Che la gestione dei musei sia cosa complessa é risaputo! É necessario bilanciare i costi della conservazione, del personale, delle utenze, della valorizzazione e della gestione pubblica in termini di accessibilità, inclusività, attività educative e altro ancora…
Il problema della gestione ha costituito per anni una sorta di paravento, un’ ottima “scusa” per i legali rappresentanti del patrimonio delle collezioni contenute nel museo. Nel corso dei decenni di chiusura si sono svolte molteplici attività istituzionali e private nel tentativo di superare quest’invalicabile scoglio…tutte cadute nel nulla!
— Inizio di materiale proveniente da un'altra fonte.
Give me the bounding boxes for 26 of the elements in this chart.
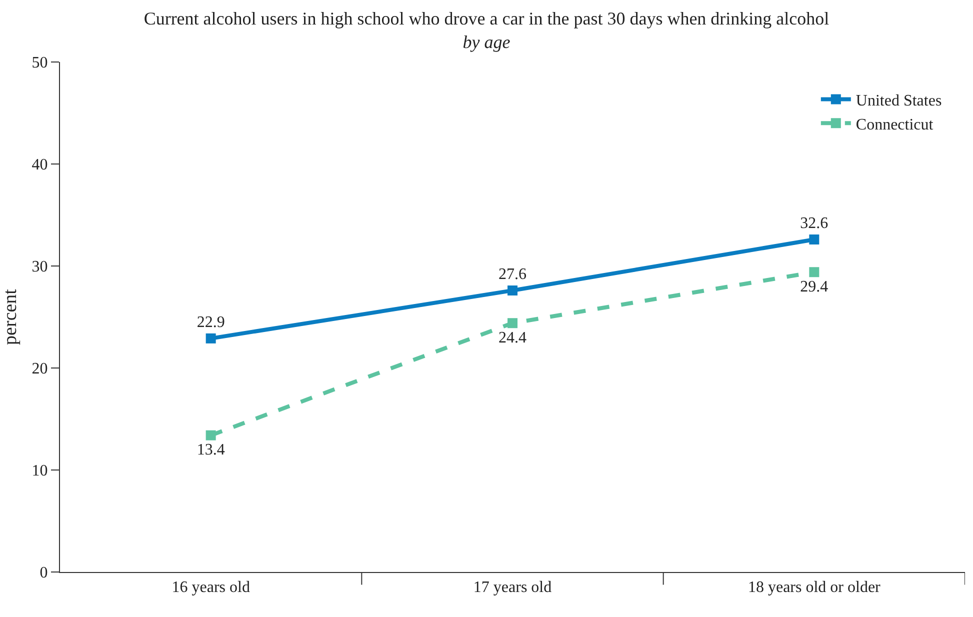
point [508, 318, 518, 328]
point [206, 333, 216, 344]
legend-label: Connecticut [856, 116, 934, 134]
chart-title: Current alcohol users in high school who drove a car in the past 30 days when drinking alcohol [144, 8, 830, 29]
y-tick-label: 10 [32, 462, 48, 480]
y-axis-title: percent [0, 288, 21, 345]
data-label: 13.4 [196, 442, 225, 459]
data-label: 29.4 [800, 278, 828, 296]
y-tick-label: 20 [32, 360, 48, 378]
y-tick-label: 50 [32, 54, 48, 72]
x-tick-label: 17 years old [473, 579, 552, 596]
point [809, 267, 820, 278]
y-tick-label: 0 [40, 564, 48, 582]
data-label: 27.6 [498, 266, 526, 284]
data-label: 32.6 [800, 215, 828, 232]
point [206, 430, 216, 440]
data-label: 24.4 [498, 329, 526, 346]
chart-subtitle: by age [462, 32, 510, 52]
y-tick-label: 40 [32, 156, 48, 174]
y-tick-label: 30 [32, 258, 48, 276]
data-label: 22.9 [196, 314, 225, 332]
legend-label: United States [856, 92, 942, 110]
point [809, 234, 820, 244]
x-tick-label: 16 years old [172, 579, 250, 596]
point [508, 285, 518, 296]
x-tick-label: 18 years old or older [748, 579, 882, 596]
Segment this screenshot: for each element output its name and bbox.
MA ( va scritto maiuscolo) nel mese di ottobre di quest’anno si verifica una SOSTANZIALE SVOLTA: il Sindaco di Enna, Avv. Maurizio Di Pietro, ha inviato a Monsignor Murgano, attuale rappresentante legale del museo, una PEC ufficiale ( inviata alla Soprintendenza, all’Università Kore e alla Delegazione FAI) contenente l’offerta di nuovi locali e di totale gestione da parte del Comune dal 1 GENNAIO del 2027, una data apparentemente lontana, ma ben calcolata in base alle reali esigenze di trasloco e di organizzazione della riapertura.
Tutto risolto penserete, ma a oggi la PEC non ha avuto alcun riscontro, nemmeno quello dovuto in ossequio dei rapporti che devono intercorrere tra le istituzioni.
Silenzio rigetto o silenzio assenso?